Metro

City Council rips NYPD’s sex crimes unit for ‘knowingly neglecting victims’

The NYPD’s beleaguered sex-crimes unit was excoriated on Monday during a five-hour City Council hearing that included damning testimony from neglected victims and a former member of the unit — as lawmakers consider sweeping legislation to overhaul the operation.

Members of the Committee on Women and the Committee on Public Safety grilled police brass over the troubling Department of Investigation report that found the Special Victims Division was too understaffed and poorly trained to properly investigate its thousands of cases.

“According to a recent report by [the DOI], the Police Department has been knowingly neglecting victims of sexual assault since 2010 and undoubtedly before that,” said Councilman Donovan Richards, chairman of the Public Safety Committee.

The hearing grew heated at times.

“I take umbrage that you don’t think we take this seriously,” snapped NYPD Chief of Department Terence Monahan.

Reading from prepared testimony, he added, “If there is one message that I want to convey at today’s hearing, it is this: The NYPD stands ready, each and every day, to support the survivors of these crimes, to hold offenders accountable, and prevent future acts of violence.”

While Richards’ co-chair, Councilwoman Helen Rosenthal, lauded the NYPD for launching an initiative last week to improve sex-crime reporting, she said the program, titled The Call is Yours, could all be for nothing unless the department steps up.

“It won’t matter unless the NYPD finally makes investigating sexual assault a priority — not just in principal but in practice,” Rosenthal said.

At one point during the hearing, NYPD Deputy Commissioner for Legal Matters Larry Byrne traded barbs with Rosenthal over what he called her “complete lack of understanding” of CompStat’s tracking of rape.

When Rosenthal fired back saying she would like to be educated, Byrne fumed, “You need a lot of education on this topic, obviously.”

In its report two weeks ago, the DOI said there were just 67 detectives to handle 5,661 cases last year across all Special Victims squads, which handle adult sex-crime cases in the five boroughs.

The DOI also found that new recruits were undertrained — with the majority being “white shield” police officers serving provisionally as detectives — and that the SVD prioritized rapes committed by strangers over rapes by acquaintances and domestic partners.

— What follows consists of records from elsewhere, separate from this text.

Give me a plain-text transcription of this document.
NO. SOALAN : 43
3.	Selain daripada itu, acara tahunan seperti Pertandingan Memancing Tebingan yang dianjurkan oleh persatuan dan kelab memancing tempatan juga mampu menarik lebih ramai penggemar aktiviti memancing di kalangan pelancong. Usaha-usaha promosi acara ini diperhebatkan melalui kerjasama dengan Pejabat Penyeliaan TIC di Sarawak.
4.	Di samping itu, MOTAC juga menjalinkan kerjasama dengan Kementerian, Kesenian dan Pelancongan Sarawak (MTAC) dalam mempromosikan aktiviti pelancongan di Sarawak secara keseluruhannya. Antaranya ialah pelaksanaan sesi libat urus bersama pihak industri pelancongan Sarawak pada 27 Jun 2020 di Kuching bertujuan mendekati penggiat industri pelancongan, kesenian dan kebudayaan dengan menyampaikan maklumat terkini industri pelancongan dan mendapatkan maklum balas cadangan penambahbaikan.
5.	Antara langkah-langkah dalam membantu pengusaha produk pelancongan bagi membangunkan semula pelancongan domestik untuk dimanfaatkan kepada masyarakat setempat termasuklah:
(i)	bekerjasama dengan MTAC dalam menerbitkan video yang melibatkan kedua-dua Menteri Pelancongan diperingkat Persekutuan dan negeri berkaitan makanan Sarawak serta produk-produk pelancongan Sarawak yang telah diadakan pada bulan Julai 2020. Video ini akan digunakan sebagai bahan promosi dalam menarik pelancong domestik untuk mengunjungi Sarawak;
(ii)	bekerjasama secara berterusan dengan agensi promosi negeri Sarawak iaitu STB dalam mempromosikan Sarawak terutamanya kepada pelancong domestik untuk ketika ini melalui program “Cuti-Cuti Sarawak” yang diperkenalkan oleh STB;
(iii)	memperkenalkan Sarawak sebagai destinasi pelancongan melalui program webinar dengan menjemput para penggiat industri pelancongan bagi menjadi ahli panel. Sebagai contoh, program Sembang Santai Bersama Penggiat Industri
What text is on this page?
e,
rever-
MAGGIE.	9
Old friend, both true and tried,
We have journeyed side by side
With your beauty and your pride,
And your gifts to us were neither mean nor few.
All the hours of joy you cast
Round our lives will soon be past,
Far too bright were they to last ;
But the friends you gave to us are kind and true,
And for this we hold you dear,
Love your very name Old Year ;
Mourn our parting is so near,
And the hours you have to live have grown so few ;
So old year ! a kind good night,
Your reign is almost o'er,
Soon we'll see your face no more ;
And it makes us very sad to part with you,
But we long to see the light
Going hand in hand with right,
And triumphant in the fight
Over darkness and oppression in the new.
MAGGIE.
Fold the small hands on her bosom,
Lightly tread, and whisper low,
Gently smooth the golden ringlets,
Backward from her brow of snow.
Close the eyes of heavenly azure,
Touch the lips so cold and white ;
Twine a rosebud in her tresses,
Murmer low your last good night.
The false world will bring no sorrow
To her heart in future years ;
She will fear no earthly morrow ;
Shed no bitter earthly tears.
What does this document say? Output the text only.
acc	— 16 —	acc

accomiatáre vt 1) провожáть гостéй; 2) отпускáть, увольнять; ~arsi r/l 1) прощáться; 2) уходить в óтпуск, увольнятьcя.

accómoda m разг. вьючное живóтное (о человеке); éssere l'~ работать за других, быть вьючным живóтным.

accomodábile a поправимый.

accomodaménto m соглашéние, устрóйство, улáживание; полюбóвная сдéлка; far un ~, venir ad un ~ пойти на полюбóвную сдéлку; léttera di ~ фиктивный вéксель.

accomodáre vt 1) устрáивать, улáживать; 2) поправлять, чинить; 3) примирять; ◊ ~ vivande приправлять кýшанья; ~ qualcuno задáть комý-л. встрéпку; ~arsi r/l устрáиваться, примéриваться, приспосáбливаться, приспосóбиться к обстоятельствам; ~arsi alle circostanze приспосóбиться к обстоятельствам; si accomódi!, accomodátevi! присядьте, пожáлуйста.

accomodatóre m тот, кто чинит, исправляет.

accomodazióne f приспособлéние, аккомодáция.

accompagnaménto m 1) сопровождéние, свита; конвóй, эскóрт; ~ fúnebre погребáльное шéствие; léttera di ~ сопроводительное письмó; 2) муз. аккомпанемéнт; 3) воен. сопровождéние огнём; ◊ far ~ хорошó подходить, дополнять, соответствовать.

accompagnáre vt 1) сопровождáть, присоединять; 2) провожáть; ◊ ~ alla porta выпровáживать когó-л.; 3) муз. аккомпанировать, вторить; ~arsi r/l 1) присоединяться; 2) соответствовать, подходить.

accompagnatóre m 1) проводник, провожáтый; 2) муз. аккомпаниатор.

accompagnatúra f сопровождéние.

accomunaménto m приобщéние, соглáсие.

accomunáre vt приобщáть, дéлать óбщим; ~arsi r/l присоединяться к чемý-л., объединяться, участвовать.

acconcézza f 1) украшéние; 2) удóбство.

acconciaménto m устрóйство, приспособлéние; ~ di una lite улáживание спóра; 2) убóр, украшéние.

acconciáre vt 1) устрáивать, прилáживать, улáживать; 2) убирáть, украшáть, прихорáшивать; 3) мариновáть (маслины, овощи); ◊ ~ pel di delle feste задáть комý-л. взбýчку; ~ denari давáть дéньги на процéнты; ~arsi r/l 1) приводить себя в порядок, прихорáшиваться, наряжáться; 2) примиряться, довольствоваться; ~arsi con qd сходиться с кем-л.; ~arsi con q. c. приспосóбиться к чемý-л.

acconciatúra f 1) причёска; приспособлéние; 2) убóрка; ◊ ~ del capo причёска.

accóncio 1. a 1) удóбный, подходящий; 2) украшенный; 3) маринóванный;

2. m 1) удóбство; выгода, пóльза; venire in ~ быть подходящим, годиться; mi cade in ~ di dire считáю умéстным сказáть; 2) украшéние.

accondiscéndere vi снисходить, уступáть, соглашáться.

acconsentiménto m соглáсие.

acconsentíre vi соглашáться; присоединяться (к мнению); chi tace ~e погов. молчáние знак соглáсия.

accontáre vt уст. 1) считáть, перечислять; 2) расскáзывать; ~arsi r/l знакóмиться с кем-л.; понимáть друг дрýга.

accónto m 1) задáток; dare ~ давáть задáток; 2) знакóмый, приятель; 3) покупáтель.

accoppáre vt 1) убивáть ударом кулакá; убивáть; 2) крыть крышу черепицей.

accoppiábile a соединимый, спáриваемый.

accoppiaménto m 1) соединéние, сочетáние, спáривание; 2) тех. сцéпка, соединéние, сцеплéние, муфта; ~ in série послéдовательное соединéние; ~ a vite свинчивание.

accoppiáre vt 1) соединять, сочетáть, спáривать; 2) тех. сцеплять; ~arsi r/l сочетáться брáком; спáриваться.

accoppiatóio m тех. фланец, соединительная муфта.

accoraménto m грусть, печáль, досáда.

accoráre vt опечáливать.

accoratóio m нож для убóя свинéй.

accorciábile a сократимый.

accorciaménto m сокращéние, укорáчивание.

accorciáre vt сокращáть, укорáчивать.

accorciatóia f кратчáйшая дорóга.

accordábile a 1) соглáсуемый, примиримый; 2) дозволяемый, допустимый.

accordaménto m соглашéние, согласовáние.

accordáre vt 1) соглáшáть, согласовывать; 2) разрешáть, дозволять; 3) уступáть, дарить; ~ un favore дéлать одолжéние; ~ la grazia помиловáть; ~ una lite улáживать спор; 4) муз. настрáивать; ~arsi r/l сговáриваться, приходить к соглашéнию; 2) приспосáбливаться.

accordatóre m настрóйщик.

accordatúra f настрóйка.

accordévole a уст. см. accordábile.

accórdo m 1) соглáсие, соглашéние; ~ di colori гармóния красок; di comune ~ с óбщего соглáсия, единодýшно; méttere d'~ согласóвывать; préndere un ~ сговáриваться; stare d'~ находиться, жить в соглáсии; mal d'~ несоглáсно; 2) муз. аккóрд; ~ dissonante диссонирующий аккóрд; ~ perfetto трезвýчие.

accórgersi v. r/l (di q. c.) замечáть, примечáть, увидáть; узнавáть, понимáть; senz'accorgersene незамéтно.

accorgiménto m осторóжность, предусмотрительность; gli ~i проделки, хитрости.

Now the council is looking to pass four bills that would require sweeping changes to the SVD.

They would require the NYPD to utilize an “evidence-based staffing model to determine staffing” in the SVD and adopt a new case-management system to track cases and victims.

The proposed bills would also require SVD investigators to complete at least 10 weeks of specialized training before even coming into contact with victims, as well as more training for new recruits and all police officers on “gender-based street harassment and sexual assault.”

“Investigators are not being properly trained,” Richards said.

But NYPD officials are vehemently against the proposed bills.

“We respectfully oppose the legislation being proposed today,” said NYPD lawyer Oleg Chernyavsky.

Chernyavsky said some of the council’s proposals “dilute the police commissioner’s authority.”

Monahan, meanwhile, defended the SVD as being staffed with experienced supervisors and detectives, who have an average of 8.1 years and 6.6 years of experience, respectively.

“We know that responding properly to sexual assault requires special skills,” he said. “Simply put, Special Victims investigators are the best-trained sex crimes investigators in the country.”

Only 20 percent of SVD applicants are accepted, and once they are, they undergo a two-week criminal-investigation course and five-day special-victims investigator course, Monahan said.

“Every case we receive is not a number, it is a person, a victim, a survivor,” Monahan testified. “I want to assure every New Yorker that the NYPD takes rape and sexual assault seriously and the department investigates every report thoroughly.”

One of the victims who testified at the hearing said she reported her rape to a detective who “was immediately skeptical.”

“The police scoffed and told me, ‘He’s not going to jail for this,’ ” the woman wrote in testimony read out loud by a friend. “When I voiced my concerns to the NYPD, they told me, ‘This is just how things works.’ In other words, this was normal to them. That’s not OK.”

Last week, Police Commissioner James O’Neill announced a “top-to-bottom scrub” of the SVD and said an additional 20 detectives have already been added to the unit.

The NYPD will issue a formal response to the DOI report within the next 90 days.